As with blog posts frequency and consistency, the best advice I can give about mailing lists is to keep them consistent.

Do you write every 2 weeks? Fine. Keep doing it.

Do you write every month? Fine. Keep doing it.

The exact frequency is really personal. Some people write a new email for every post they make on their blog.

Some people email once a month with the list of posts. If you write once a month, however, people might forget who you are. This happened to me: I might subscribe to a newsletter and forget about it if you don’t email me quite frequently.

Since I write one post per day, I found my sweet spot at one email every week, on Tuesday, and I always respect this frequency.

People know that Tuesday is “email from me” day.

The lead magnet

We discussed how having a newsletter is essential. It’s also essential to have people signed up for it.

How can you have people decide to give a thing so precious as their email address to you?
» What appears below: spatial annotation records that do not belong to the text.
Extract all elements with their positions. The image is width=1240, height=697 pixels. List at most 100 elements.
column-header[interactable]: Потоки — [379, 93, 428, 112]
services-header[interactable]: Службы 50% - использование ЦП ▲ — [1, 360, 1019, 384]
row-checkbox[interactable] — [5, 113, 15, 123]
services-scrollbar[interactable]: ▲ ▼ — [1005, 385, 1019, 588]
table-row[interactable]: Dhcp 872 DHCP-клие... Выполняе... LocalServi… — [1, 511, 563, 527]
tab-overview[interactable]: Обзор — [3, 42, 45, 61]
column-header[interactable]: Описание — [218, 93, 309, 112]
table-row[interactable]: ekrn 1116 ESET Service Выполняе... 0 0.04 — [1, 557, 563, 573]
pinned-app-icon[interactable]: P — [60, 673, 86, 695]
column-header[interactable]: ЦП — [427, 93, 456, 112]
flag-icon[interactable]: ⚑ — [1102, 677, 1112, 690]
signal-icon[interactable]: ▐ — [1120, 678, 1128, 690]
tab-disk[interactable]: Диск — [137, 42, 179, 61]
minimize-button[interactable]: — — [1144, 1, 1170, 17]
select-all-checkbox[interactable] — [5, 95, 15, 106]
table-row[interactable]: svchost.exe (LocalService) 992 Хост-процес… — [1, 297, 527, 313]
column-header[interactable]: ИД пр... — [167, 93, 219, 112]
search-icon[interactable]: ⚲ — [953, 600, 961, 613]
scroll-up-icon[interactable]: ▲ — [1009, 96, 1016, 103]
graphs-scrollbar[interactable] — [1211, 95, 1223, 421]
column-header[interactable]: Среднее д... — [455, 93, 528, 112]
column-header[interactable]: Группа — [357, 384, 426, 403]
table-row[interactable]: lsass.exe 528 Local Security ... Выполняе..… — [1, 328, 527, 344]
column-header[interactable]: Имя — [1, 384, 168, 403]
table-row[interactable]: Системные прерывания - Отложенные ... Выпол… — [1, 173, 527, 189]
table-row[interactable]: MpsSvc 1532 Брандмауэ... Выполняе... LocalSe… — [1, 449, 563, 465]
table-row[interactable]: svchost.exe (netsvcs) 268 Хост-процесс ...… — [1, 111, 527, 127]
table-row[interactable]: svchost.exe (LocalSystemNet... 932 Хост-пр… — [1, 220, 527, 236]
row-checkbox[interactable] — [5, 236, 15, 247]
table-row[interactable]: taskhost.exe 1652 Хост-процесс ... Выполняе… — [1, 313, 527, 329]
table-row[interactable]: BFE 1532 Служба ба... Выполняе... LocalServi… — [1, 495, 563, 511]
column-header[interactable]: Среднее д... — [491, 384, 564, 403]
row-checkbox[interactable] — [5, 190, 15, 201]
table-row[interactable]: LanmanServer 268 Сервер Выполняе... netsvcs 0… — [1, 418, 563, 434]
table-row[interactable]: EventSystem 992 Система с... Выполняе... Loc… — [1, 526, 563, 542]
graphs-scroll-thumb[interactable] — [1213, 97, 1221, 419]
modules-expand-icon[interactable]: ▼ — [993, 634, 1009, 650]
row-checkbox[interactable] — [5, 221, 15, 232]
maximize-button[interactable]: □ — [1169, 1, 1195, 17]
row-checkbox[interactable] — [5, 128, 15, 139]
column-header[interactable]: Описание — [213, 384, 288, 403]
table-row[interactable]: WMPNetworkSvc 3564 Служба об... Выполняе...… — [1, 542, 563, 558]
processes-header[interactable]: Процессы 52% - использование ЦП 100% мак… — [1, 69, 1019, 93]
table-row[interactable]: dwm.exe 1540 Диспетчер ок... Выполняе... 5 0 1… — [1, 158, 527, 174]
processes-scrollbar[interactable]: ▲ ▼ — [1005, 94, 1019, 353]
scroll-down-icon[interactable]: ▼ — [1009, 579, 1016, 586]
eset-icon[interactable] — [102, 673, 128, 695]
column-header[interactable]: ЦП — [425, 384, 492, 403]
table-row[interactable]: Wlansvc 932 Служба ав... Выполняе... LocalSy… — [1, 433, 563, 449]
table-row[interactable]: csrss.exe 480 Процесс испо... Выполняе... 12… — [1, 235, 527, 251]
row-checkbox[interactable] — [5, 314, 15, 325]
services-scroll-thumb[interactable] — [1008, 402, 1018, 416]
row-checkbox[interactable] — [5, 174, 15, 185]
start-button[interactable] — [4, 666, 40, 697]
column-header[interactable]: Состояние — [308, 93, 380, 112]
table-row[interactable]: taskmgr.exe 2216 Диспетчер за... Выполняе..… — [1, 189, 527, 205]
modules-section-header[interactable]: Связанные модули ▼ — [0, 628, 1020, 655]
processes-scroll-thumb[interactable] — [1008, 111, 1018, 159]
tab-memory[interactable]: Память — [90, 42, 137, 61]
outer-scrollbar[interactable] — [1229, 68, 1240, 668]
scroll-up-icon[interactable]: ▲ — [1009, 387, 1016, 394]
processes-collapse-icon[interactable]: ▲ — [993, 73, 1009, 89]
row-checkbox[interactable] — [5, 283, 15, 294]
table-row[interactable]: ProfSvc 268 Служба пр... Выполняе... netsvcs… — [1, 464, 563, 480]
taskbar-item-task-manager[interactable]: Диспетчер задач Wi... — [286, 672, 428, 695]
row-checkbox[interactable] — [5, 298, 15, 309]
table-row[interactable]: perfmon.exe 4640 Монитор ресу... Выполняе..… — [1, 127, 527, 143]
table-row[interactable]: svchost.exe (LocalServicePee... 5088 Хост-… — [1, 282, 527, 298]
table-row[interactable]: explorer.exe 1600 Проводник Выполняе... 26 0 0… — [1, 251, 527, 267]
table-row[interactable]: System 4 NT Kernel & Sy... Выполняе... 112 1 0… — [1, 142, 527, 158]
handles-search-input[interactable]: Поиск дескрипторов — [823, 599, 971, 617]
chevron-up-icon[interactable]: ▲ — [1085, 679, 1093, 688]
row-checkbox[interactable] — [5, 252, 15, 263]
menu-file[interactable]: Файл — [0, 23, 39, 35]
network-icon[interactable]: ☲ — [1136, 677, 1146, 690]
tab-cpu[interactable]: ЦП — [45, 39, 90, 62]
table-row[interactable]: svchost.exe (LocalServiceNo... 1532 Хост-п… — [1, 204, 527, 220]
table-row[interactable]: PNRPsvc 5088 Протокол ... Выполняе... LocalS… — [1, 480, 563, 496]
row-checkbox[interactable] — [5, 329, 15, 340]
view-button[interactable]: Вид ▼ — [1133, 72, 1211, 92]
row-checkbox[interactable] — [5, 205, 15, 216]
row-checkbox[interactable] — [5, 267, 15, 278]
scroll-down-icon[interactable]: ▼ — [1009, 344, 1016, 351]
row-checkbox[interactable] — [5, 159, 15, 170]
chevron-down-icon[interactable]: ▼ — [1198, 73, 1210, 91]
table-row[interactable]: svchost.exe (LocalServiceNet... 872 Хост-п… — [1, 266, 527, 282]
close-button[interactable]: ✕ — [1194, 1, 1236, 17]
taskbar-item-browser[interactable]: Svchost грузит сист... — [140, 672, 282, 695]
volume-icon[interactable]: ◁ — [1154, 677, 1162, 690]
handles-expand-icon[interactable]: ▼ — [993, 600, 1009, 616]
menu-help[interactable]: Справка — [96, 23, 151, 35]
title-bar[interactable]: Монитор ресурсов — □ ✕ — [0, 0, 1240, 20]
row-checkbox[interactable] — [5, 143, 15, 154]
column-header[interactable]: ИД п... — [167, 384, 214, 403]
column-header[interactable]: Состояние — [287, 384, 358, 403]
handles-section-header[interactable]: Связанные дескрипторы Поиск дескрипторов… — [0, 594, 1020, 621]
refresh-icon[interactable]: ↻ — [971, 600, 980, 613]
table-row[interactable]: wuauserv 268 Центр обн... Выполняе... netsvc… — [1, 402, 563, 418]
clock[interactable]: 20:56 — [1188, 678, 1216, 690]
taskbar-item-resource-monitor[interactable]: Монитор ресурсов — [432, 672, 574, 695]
The best way I know is to give them something in return. Don’t expect people to sign up without a clear gain for them

You need to give an incentive to people to sign up for your newsletter.

This is the lead magnet that we discussed briefly earlier.

It can be a 1-page PDF cheat sheet. A report. A short mini-course of 10 videos. An email-based course.

The sky is the limit when it comes to what the lead magnet should be.

And there is no reason you should only have one lead magnet. You can have multiple.

In the ideal case, every blog post should have a specific lead magnet, but this is of course not always possible. I tend to create a lead magnet for each category of posts I’m writing.

How I discovered lead magnets

At the beginning of my blogging adventure (a little more than 2 years ago), my blog had zero traffic and Google ignored me.

I shared my posts on Reddit, and some people came and saw the site. I shared my posts on Twitter, where I had like 500 followers, many of them probably bots or inactive followers that I had collected in the 10 years I had been on Twitter.

If I had 10 or 15 visits a day, that was a good day.

After a while, I decided to create a newsletter, with a simple promise: every 2 weeks I’d send you links to all the posts I published. Like everyone does. That was good to get an email subscriber every other day, but that was it.

After some months, traffic grew a little and I was getting 4-5 subscribers every day. This was better.

Then I realized that people will not subscribe to a newsletter if they don’t gain an advantage from that. This is a key point. I rarely subscribe to a newsletter just to “stay in touch”. Sometimes I do, and when this happens to you, that’s a quality email subscriber. Someone that really wants to hear from you.

But to get to this level requires people to have received a lot of value from you already, in one way or another. Maybe they already subscribe to your YouTube videos or your podcast. It’s hard for a complete stranger to subscribe.

So I changed my strategy from asking to “Join my newsletter” to offering people something of value. This lets the conversation begin with me offering a valuable asset.

In my case, the valuable asset, in the beginning, was a little PDF with a collection of the best blog posts I had written on a subject, nicely organized as an ebook.